In the category of It’s really unlikely but not impossible, my brain is connecting my comments regarding a possible invasion of Russia by China with today’s tragedy:
A China Eastern Airlines Boeing 737-800 plane carrying 132 people slammed into the mountains of the southern province of Guangxi on Monday, according to China’s aviation authority,in what is likely to become the country’s deadliest plane crash in more than two decades.
Footage of the crash captured by a local mining company showed the plane nosediving sharply into the mountainside in what appeared to be an almost vertical drop. In its statement, the Civil Aviation Administration of China said the flight carrying 123 passengers and nine crew members had lost contact over the city of Wuzhou in Guangxi. [WaPo]
The mentioned footage is at the WaPo link.
Could this be a warn-off from Russia’s President Putin to China’s Xi Jinping, General Secretary of the Chinese Communist Party and, thus, leader of China?
I dunno. On the Yes side is a Russian history of shooting down airliners, principally Malaysia Airlines flight MH17 in 2019, although 1983 saw KAL Flight 007 shot down by the Soviet Union. The latter may have been a mistake, but the former appears to have been a deliberate warning to Ukraine’s government.

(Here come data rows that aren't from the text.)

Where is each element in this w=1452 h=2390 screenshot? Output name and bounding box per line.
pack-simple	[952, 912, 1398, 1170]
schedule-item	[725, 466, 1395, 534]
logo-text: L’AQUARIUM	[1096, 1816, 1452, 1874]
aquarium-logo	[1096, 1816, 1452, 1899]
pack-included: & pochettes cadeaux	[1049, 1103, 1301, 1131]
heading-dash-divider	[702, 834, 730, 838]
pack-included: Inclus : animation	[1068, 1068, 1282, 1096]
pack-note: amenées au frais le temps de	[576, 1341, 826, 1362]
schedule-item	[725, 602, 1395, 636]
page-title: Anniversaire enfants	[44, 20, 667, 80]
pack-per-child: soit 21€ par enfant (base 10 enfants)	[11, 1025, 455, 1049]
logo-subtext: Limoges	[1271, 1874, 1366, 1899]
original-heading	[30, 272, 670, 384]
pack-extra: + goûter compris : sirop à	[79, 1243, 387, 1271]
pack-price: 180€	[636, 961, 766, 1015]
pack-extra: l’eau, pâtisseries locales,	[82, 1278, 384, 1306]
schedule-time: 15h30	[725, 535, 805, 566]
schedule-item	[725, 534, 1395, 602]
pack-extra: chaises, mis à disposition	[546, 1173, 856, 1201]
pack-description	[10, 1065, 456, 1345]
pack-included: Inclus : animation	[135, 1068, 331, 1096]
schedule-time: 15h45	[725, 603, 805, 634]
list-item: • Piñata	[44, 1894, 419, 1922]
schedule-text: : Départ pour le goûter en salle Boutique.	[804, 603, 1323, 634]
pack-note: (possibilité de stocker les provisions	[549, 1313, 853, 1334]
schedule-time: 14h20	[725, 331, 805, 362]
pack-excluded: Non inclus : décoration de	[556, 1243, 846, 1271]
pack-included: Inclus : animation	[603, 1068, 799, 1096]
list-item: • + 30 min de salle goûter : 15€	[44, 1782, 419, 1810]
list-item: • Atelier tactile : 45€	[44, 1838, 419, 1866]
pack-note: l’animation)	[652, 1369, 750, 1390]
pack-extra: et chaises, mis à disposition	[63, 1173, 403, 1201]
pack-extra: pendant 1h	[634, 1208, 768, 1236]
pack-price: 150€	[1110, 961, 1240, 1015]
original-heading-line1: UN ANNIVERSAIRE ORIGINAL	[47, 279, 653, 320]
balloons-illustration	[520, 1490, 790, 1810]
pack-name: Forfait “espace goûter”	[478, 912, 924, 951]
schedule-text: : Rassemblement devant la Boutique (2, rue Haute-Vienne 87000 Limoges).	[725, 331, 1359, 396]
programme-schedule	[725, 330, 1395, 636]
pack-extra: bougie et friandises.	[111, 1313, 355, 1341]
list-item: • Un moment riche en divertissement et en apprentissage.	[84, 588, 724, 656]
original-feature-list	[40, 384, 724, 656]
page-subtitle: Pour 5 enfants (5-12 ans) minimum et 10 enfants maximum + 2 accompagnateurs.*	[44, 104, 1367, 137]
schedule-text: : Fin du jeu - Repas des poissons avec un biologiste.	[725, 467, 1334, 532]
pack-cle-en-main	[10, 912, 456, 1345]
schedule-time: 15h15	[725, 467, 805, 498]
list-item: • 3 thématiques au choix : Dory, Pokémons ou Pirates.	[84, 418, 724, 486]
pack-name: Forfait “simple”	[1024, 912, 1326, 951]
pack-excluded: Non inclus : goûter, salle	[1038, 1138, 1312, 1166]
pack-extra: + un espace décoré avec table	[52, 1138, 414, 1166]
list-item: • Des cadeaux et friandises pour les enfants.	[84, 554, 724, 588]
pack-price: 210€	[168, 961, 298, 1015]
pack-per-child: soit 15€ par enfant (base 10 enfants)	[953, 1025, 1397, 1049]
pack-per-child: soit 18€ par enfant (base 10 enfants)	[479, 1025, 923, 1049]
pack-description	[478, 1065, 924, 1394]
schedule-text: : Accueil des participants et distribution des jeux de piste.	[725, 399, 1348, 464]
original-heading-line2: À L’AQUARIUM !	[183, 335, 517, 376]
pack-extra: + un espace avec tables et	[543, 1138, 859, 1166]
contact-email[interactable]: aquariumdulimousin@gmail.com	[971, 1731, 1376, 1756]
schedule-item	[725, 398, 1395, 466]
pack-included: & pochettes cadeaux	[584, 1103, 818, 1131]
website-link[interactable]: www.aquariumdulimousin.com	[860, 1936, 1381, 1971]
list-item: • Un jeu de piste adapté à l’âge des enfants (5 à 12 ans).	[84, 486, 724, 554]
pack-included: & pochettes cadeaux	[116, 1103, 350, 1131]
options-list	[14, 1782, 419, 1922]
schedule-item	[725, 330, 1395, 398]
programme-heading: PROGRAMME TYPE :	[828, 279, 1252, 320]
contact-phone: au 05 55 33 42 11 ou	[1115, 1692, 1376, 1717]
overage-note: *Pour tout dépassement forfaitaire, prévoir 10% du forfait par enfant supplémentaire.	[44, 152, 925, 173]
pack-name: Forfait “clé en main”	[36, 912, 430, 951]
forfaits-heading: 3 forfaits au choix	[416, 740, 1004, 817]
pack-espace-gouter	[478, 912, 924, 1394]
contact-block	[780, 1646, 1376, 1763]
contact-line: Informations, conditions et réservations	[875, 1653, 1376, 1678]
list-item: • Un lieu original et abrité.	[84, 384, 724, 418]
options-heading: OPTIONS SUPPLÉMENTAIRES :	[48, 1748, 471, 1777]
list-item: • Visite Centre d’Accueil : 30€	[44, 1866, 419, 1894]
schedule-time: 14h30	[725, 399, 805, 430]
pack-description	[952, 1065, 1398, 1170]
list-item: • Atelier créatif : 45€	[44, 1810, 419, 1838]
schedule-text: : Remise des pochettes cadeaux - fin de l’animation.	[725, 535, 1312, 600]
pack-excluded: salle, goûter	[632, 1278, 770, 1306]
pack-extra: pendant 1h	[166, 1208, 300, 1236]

On the No side, a gross and violent warning to the Chinese like this could easily be interpreted wrongly, resulting in a nearly required return missile – or an invasion of a Russian state that appears to be tottering along on the strength of a decaying strongman and whatever power structure is hanging with him. Practically speaking, there has been no reports of the physical manifestations of a missile, such as sonic booms or contrails, at least in what I have read, and I have no connections in our intelligence community to make further inquiry. I suppose a cyber attack could have been carried out, but I do not have the experience or expertise to even guess at the vulnerability of a Boeing 737 under Chinese management to a conventional or specialized cyber attack. And, if such is possible, then the Russians have just revealed a capability of which the Chinese may not have been aware. That can be a huge mistake all on its own.
So, in my mind, I think this is likely some sort of tragic accident, and not a Russia political maneuver. But I am assuming some sort of rationality in the Kremlin, and it’s not entirely clear that Putin is still rational.